At the end of that first grant period, the team had successfully shown that their concept worked - at least in mice. In fact, when Dr. Moore and Dr. Karumanchi gave pregnant mice siRNAs targeting the molecules that produced the sFLT1 protein, they found they were able to reduce the amount of sFLT1 in the mice's blood by as much as 50 percent. Even better: the treatment did not seem to affect the health of the baby mice at all.

In 2013, the team added two new members: Dr. Anastasia Khvorova, an expert on RNA therapeutics at the University of Massachusetts medical school, and Professor Annemarie Hennessey, the dean of the School of Medicine at Western Sydney University, whose baboon model for preeclampsia could help Moore and Karumanchi tell whether their siRNA therapy would work in primates as well as mice. They received a second, larger grant from the foundation along with one from the National Institutes of Health.
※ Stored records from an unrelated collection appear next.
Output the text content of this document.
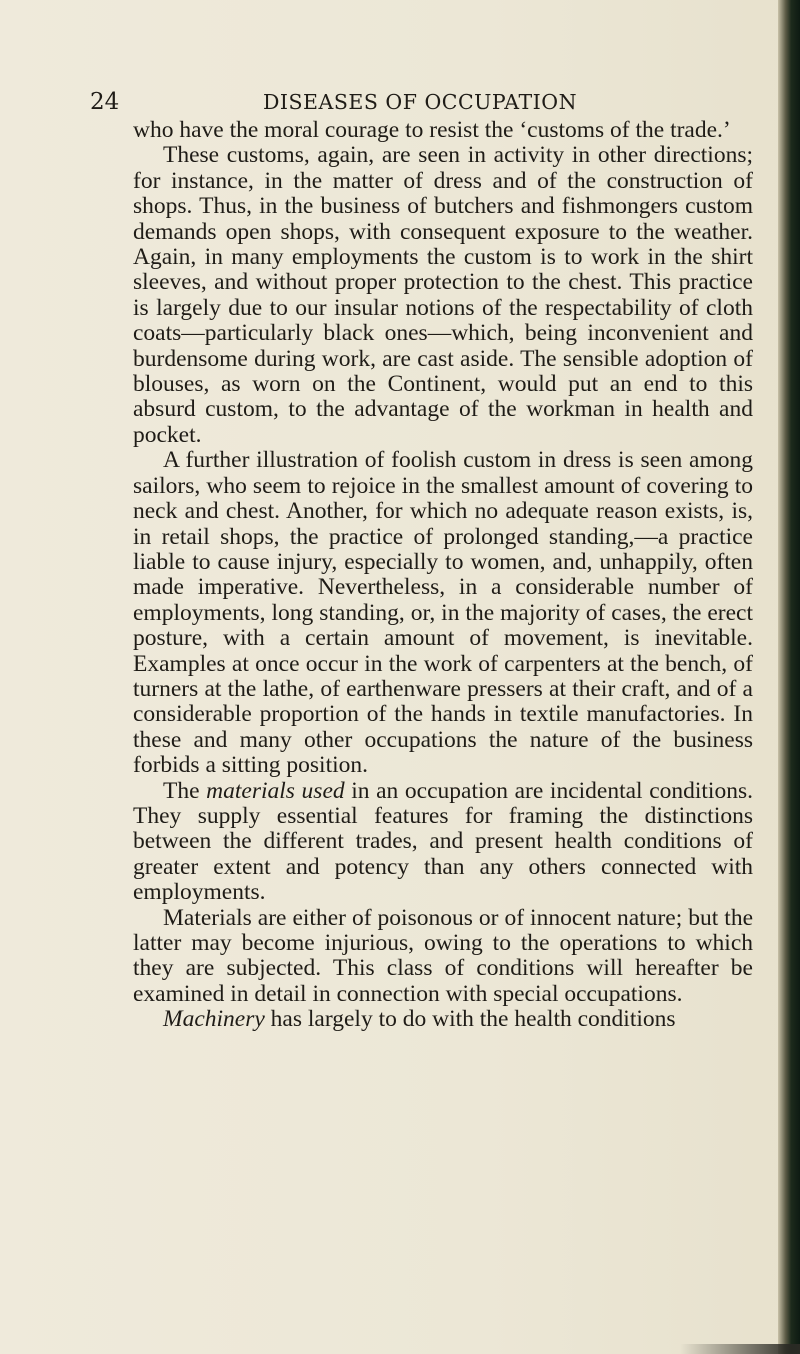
24	DISEASES OF OCCUPATION

who have the moral courage to resist the ‘customs of the trade.’

These customs, again, are seen in activity in other directions; for instance, in the matter of dress and of the construction of shops. Thus, in the business of butchers and fishmongers custom demands open shops, with consequent exposure to the weather. Again, in many employments the custom is to work in the shirt sleeves, and without proper protection to the chest. This practice is largely due to our insular notions of the respectability of cloth coats—particularly black ones—which, being inconvenient and burdensome during work, are cast aside. The sensible adoption of blouses, as worn on the Continent, would put an end to this absurd custom, to the advantage of the workman in health and pocket.

A further illustration of foolish custom in dress is seen among sailors, who seem to rejoice in the smallest amount of covering to neck and chest. Another, for which no adequate reason exists, is, in retail shops, the practice of prolonged standing,—a practice liable to cause injury, especially to women, and, unhappily, often made imperative. Nevertheless, in a considerable number of employments, long standing, or, in the majority of cases, the erect posture, with a certain amount of movement, is inevitable. Examples at once occur in the work of carpenters at the bench, of turners at the lathe, of earthenware pressers at their craft, and of a considerable proportion of the hands in textile manufactories. In these and many other occupations the nature of the business forbids a sitting position.

The materials used in an occupation are incidental conditions. They supply essential features for framing the distinctions between the different trades, and present health conditions of greater extent and potency than any others connected with employments.

Materials are either of poisonous or of innocent nature; but the latter may become injurious, owing to the operations to which they are subjected. This class of conditions will hereafter be examined in detail in connection with special occupations.

Machinery has largely to do with the health conditions
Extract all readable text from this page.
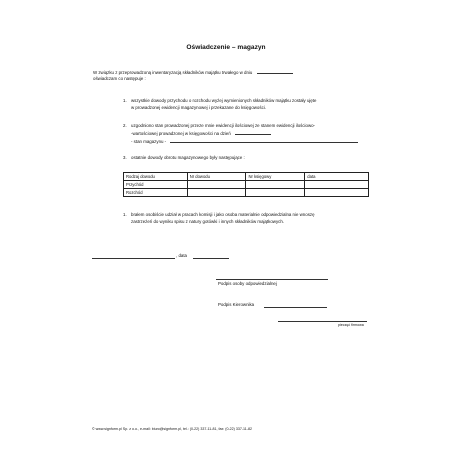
Oświadczenie – magazyn
W związku z przeprowadzoną inwentaryzacją składników majątku trwałego w dniu
oświadczam co następuje :
1. wszystkie dowody przychodu o rozchodu wyżej wymienionych składników majątku zostały ujęte
w prowadzonej ewidencji magazynowej i przekazane do księgowości.
2. uzgodniono stan prowadzonej przeze mnie ewidencji ilościowej ze stanem ewidencji ilościowo-
-wartościowej prowadzonej w księgowości na dzień
- stan magazynu -
3. ostatnie dowody obrotu magazynowego były następujące :
Rodzaj dowodu	Nr dowodu	Nr księgowy	data
Przychód			
Rozchód			
1. brałem osobiście udział w pracach komisji i jako osoba materialnie odpowiedzialna nie wnoszę
zastrzeżeń do wyniku spisu z natury gotówki i innych składników majątkowych.
, data
Podpis osoby odpowiedzialnej
Podpis Kierownika
pieczęć firmowa
© www.signform.pl Sp. z o.o., e-mail: biuro@signform.pl, tel.: (0-22) 337-11-81, fax: (0-22) 337-11-82
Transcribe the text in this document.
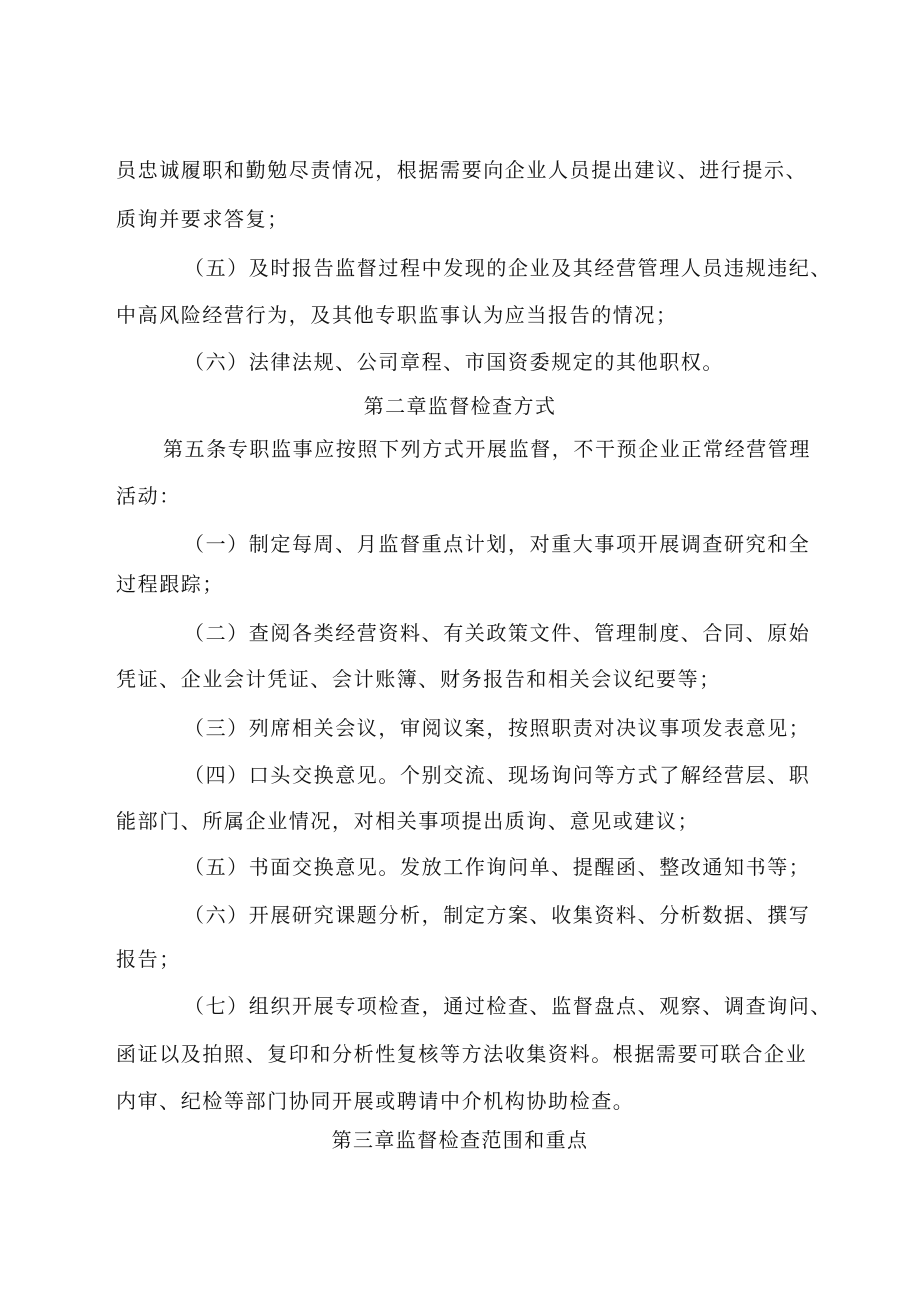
员忠诚履职和勤勉尽责情况，根据需要向企业人员提出建议、进行提示、
质询并要求答复；
（五）及时报告监督过程中发现的企业及其经营管理人员违规违纪、
中高风险经营行为，及其他专职监事认为应当报告的情况；
（六）法律法规、公司章程、市国资委规定的其他职权。
第二章监督检查方式
第五条专职监事应按照下列方式开展监督，不干预企业正常经营管理
活动：
（一）制定每周、月监督重点计划，对重大事项开展调查研究和全
过程跟踪；
（二）查阅各类经营资料、有关政策文件、管理制度、合同、原始
凭证、企业会计凭证、会计账簿、财务报告和相关会议纪要等；
（三）列席相关会议，审阅议案，按照职责对决议事项发表意见；
（四）口头交换意见。个别交流、现场询问等方式了解经营层、职
能部门、所属企业情况，对相关事项提出质询、意见或建议；
（五）书面交换意见。发放工作询问单、提醒函、整改通知书等；
（六）开展研究课题分析，制定方案、收集资料、分析数据、撰写
报告；
（七）组织开展专项检查，通过检查、监督盘点、观察、调查询问、
函证以及拍照、复印和分析性复核等方法收集资料。根据需要可联合企业
内审、纪检等部门协同开展或聘请中介机构协助检查。
第三章监督检查范围和重点
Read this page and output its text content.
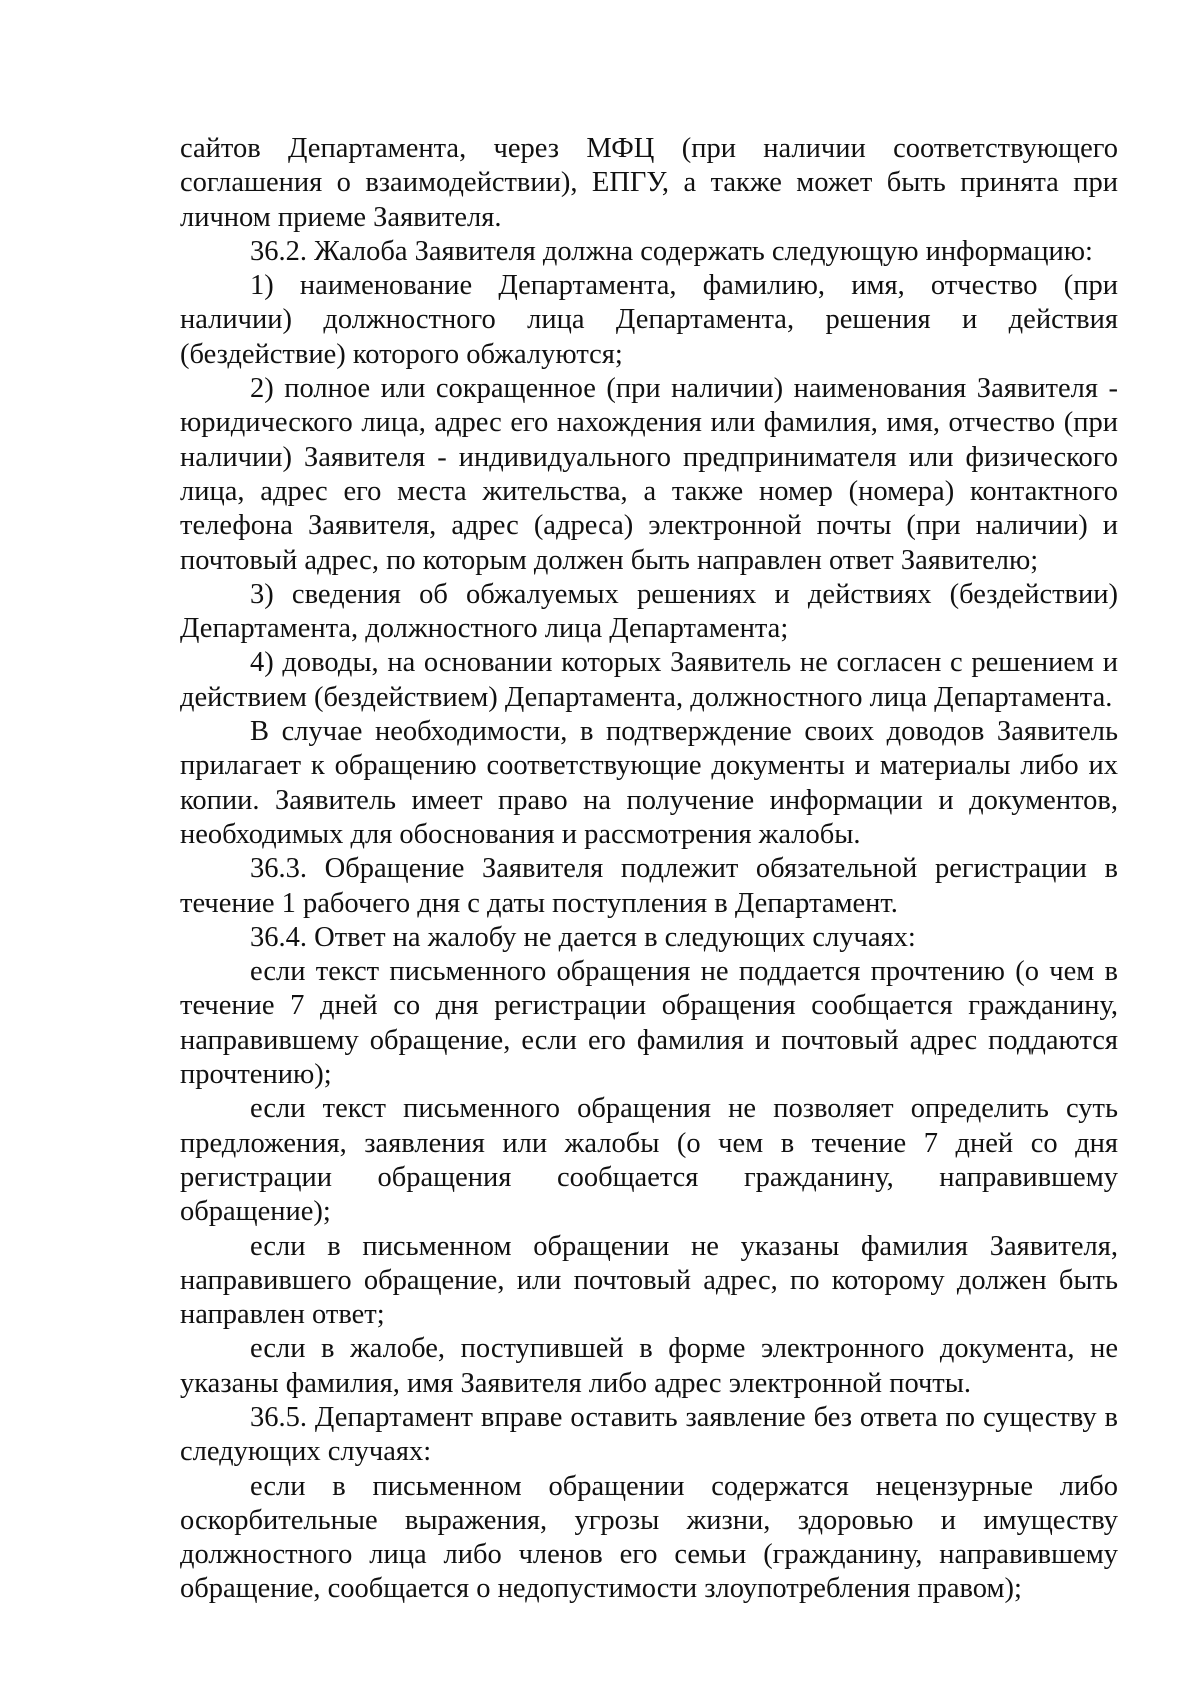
сайтов Департамента, через МФЦ (при наличии соответствующего соглашения о взаимодействии), ЕПГУ, а также может быть принята при личном приеме Заявителя.

36.2. Жалоба Заявителя должна содержать следующую информацию:

1) наименование Департамента, фамилию, имя, отчество (при наличии) должностного лица Департамента, решения и действия (бездействие) которого обжалуются;

2) полное или сокращенное (при наличии) наименования Заявителя - юридического лица, адрес его нахождения или фамилия, имя, отчество (при наличии) Заявителя - индивидуального предпринимателя или физического лица, адрес его места жительства, а также номер (номера) контактного телефона Заявителя, адрес (адреса) электронной почты (при наличии) и почтовый адрес, по которым должен быть направлен ответ Заявителю;

3) сведения об обжалуемых решениях и действиях (бездействии) Департамента, должностного лица Департамента;

4) доводы, на основании которых Заявитель не согласен с решением и действием (бездействием) Департамента, должностного лица Департамента.

В случае необходимости, в подтверждение своих доводов Заявитель прилагает к обращению соответствующие документы и материалы либо их копии. Заявитель имеет право на получение информации и документов, необходимых для обоснования и рассмотрения жалобы.

36.3. Обращение Заявителя подлежит обязательной регистрации в течение 1 рабочего дня с даты поступления в Департамент.

36.4. Ответ на жалобу не дается в следующих случаях:

если текст письменного обращения не поддается прочтению (о чем в течение 7 дней со дня регистрации обращения сообщается гражданину, направившему обращение, если его фамилия и почтовый адрес поддаются прочтению);

если текст письменного обращения не позволяет определить суть предложения, заявления или жалобы (о чем в течение 7 дней со дня регистрации обращения сообщается гражданину, направившему обращение);

если в письменном обращении не указаны фамилия Заявителя, направившего обращение, или почтовый адрес, по которому должен быть направлен ответ;

если в жалобе, поступившей в форме электронного документа, не указаны фамилия, имя Заявителя либо адрес электронной почты.

36.5. Департамент вправе оставить заявление без ответа по существу в следующих случаях:

если в письменном обращении содержатся нецензурные либо оскорбительные выражения, угрозы жизни, здоровью и имуществу должностного лица либо членов его семьи (гражданину, направившему обращение, сообщается о недопустимости злоупотребления правом);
The results of this work were published in Nature Biotechnology in December 2018, and they're extremely promising. "In a baboon preeclampsia model," the authors wrote, just "a single dose of siRNAs suppressed sFLT1 overexpression and clinical signs of preeclampsia."

What's next? We're much closer now to a magic bullet - a one-dose therapy that can protect moms and babies against this terrifying illness - but a few major obstacles remain. For understandable reasons, it's hard to persuade pharmaceutical companies to invest in research on pregnant women and their babies - but this reluctance is also the reason why we haven't had any new treatments for preeclampsia for 50 years. For now, Dr. Moore's team is looking for funding to manufacture the lead compound, do toxicity studies on non-human primates, and then, down the road, start a Phase I study on humans.

The long-term goal is to create a low-cost, easy-to-dose therapy (and then, the team hopes, a diagnostic tool to go with it) that can be available to and accessible for every woman around the world. In a recent interview with UMass Med Now, Dr. Moore explained why her team's work matters so urgently. "Getting pregnant," she said, "shouldn't be one of the most dangerous things a woman can do."